Estaba temblando. El grandullón estaba temblando, y fijaba los ojos en algo que yo no veía. Mierda. Con razón el pobre diablo creía en demonios. Después de escucharlo, hasta yo empezaba a creer.

—¿Qué le pasó a Varo?

—Se mató. Él y la mayoría de la plana mayor.
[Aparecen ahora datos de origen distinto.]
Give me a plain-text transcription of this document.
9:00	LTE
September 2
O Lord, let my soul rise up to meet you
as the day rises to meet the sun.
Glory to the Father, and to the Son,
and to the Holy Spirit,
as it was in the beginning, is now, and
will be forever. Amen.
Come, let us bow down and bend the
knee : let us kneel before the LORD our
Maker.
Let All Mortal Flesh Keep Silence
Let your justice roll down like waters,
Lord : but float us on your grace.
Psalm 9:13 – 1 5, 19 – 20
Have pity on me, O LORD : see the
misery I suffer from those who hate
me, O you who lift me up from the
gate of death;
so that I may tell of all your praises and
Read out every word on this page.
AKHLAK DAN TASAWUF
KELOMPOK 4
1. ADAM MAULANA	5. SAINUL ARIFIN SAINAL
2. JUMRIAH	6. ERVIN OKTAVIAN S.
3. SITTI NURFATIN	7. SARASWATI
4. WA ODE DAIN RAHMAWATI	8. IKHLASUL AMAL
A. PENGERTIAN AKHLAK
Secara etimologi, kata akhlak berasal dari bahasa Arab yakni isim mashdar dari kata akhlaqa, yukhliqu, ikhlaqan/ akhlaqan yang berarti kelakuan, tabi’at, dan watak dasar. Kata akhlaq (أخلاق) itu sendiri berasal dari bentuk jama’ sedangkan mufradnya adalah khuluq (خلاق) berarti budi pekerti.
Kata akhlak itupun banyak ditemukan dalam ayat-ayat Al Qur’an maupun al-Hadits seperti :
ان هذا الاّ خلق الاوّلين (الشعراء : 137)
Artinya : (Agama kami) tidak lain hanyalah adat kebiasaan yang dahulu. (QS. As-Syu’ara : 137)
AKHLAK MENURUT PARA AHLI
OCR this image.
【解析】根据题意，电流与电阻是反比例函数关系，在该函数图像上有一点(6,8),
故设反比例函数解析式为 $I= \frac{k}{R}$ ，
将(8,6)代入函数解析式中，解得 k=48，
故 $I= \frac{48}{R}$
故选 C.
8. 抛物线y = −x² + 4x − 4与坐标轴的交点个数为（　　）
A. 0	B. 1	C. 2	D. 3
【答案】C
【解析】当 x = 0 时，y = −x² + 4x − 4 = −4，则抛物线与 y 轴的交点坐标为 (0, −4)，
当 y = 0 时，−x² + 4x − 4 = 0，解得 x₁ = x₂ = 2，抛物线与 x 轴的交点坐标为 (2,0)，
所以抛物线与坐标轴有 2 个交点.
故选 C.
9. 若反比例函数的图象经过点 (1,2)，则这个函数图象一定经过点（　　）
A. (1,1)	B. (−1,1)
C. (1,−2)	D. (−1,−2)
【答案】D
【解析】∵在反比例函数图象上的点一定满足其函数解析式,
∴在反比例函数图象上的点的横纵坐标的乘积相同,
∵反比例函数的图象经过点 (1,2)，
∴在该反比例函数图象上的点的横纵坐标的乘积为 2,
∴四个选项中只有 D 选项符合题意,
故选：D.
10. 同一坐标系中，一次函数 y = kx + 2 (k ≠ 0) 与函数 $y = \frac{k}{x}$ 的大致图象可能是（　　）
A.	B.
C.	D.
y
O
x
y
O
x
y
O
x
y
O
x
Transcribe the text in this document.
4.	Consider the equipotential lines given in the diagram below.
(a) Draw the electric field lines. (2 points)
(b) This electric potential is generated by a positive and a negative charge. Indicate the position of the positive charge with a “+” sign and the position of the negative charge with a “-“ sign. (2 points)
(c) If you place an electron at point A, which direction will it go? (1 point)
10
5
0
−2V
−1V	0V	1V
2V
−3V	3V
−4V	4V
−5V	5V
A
Así evitaron que los pillaran con vida. Los germanos les cortaron la cabeza y las usaron para jugar a la pelota. Luego incineraron el resto. O casi lo incineraron.

—¿Viste eso?

—Sí. Como te dije, me escondí. Encontré un agujero donde se había caído un árbol, me metí dentro y me cubrí con malezas. No podía hacer otra cosa. El ejército estaba liquidado y los germanos reunían a los prisioneros. Clavaban a los pobres diablos a los árboles para que sus dioses los mirasen. Cuando cesaron los alaridos y los germanos se fueron, me escabullí y me dirigí al sur, hacia el Rin. Tardé un mes en regresar. —Aspiró profundamente—. ¿Ves por qué no me gustan las peleas desiguales, Corvino? ¿Y por qué no quiero que los niños mimados como tú revuelvan las cosas por puro gusto?

—Pero si todo fue culpa de Varo…

Extendió el brazo y cogió el cuello de mi túnica, empujándome contra el respaldo de la silla y apretándome la laringe hasta cortarme la respiración.

—¿Crees que es una novedad para mí? —murmuró—. ¿Crees que era una novedad para Varo? ¡Tres águilas perdidas, Corvino! ¿Sabes lo que significa perder un águila para un general? ¿Para cualquier soldado? Deja en paz al general, muchacho. Él pagó con creces, y ya no tiene ninguna deuda. Y mucho menos con cabrones como tú.

—¡Agrón! —La voz de Asprenas vibró a través de la habitación. Los dedos que me apretaban el gaznate se aflojaron sin prisa y caí hacia delante con un jadeo. Agrón se levantó y se enjugó la mano en la túnica. No me miró.

Carigordo, con Quintilia del brazo, parecía bastante alicaído. Júpiter sabrá de qué habían hablado, pero obviamente él había perdido la discusión y sospecho que le habría gustado que el grandote me arrancara la cabeza. Quintilia, por su parte, estaba igual que antes. Sólo un terremoto podía hacerle perder la compostura. Quizá ni siquiera eso.

—Lamento haberte hecho esperar —dijo—, pero mi sobrino y yo debíamos hablar de ciertas cosas y tomar ciertas decisiones. Me alegra decirte que hemos decidido decirte la verdad. Toda la verdad. —Me pregunté si esas palabras iban dirigidas a Carigordo. Parecía que el hombre hubiera tragado una botella de vinagre—. Lucio, ayúdame a sentarme, por favor.

Se sentó despacio pero con gran dignidad, como una reina disponiéndose a conceder audiencia. Agrón y Asprenas se plantaron a ambos lados, como esos tipos que custodian a los magistrados con las varas y el hacha.

—Tienes toda la razón, joven —dijo Quintilia—. Mi hermano era un traidor.